We believe it is pertinent for clinicians to be aware of such worrisome potential effect of SARS-CoV-2 infection, and thus our aim in presenting this case series is to create awareness of a possible effect of COVID-19 on the conduction system and encourage future investigations and studies to further characterize the potential effects of this virus on the cardiac conduction system.

Key Teaching Points.

  • COVID-19 can potentially manifest with atrioventricular (AV) block. The nature of AV block as seen in these cases suggests the origin of block is in the AV node. The evidence for this is that the escape rhythm tended to be narrow, similar to sinus in morphology, and of adequate rate to support normal hemodynamics.
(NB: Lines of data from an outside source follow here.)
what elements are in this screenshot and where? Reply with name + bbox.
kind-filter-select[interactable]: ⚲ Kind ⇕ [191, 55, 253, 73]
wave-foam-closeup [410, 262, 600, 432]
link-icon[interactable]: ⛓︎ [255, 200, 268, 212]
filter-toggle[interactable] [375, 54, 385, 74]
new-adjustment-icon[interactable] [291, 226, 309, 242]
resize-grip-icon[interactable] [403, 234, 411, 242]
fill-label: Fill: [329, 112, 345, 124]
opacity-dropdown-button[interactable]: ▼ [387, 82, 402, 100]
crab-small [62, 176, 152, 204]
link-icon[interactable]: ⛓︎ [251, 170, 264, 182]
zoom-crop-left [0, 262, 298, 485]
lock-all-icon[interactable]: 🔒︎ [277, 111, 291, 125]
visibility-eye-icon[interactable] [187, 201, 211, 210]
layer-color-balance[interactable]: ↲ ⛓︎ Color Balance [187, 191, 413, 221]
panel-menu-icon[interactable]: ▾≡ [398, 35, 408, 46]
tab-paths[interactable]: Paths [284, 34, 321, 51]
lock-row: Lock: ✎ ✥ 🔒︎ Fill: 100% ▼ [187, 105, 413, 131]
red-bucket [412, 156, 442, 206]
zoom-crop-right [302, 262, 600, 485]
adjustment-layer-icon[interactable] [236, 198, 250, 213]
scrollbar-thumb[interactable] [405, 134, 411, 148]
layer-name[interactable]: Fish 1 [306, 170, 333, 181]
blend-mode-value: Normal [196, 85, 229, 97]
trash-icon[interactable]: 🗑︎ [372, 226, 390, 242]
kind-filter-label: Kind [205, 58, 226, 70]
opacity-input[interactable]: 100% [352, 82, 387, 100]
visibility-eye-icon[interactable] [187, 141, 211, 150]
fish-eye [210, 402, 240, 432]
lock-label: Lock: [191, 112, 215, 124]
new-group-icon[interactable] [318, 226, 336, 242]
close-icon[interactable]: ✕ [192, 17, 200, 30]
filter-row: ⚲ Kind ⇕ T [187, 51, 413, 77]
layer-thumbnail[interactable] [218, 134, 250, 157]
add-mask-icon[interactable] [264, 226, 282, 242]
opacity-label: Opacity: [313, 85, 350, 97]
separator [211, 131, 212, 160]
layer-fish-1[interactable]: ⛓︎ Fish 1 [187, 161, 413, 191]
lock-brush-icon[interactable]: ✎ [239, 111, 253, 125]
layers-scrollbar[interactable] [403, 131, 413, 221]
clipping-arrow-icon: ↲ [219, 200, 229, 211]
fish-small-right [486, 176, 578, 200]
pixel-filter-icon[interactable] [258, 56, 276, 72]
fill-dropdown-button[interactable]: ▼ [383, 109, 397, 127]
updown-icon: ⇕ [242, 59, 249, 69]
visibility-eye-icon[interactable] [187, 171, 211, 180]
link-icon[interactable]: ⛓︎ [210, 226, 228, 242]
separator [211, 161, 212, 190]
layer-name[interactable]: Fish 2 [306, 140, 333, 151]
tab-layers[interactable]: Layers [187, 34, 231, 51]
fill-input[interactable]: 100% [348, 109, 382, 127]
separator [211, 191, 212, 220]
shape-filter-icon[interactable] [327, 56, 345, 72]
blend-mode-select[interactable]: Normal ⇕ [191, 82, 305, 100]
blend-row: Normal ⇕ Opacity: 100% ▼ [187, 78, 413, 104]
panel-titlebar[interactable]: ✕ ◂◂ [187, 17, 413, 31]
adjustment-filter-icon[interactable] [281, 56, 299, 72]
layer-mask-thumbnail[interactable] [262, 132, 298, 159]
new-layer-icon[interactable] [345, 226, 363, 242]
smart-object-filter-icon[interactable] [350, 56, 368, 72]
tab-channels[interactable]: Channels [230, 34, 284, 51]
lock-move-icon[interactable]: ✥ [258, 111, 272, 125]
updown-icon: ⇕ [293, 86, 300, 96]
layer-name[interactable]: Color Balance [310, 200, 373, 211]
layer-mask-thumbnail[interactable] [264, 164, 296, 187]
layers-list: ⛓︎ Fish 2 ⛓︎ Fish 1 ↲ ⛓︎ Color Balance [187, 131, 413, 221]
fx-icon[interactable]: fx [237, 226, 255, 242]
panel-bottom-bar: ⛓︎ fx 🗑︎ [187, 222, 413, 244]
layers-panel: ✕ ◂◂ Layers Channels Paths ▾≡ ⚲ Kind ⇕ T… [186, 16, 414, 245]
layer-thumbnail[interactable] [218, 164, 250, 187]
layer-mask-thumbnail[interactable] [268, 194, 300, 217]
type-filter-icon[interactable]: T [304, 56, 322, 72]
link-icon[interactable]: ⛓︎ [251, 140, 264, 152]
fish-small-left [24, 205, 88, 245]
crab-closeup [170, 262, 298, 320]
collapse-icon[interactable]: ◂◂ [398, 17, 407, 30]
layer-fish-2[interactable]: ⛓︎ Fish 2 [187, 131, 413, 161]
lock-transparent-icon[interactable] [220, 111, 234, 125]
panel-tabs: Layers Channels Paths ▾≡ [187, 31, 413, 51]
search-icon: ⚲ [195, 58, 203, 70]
  • Whether AV node involvement in COVID-19 will have permanent effects remains unknown, but the resolution of AV block in these patients without the need for pacemaker placement suggests that they may not suffer long-term ill effects.

  • Future investigations and studies are needed to further characterize the potential effects of SARS-CoV-2 on the cardiac conduction system.

Footnotes

The authors report no specific funding in relation to this research and no conflicts of interest to disclose.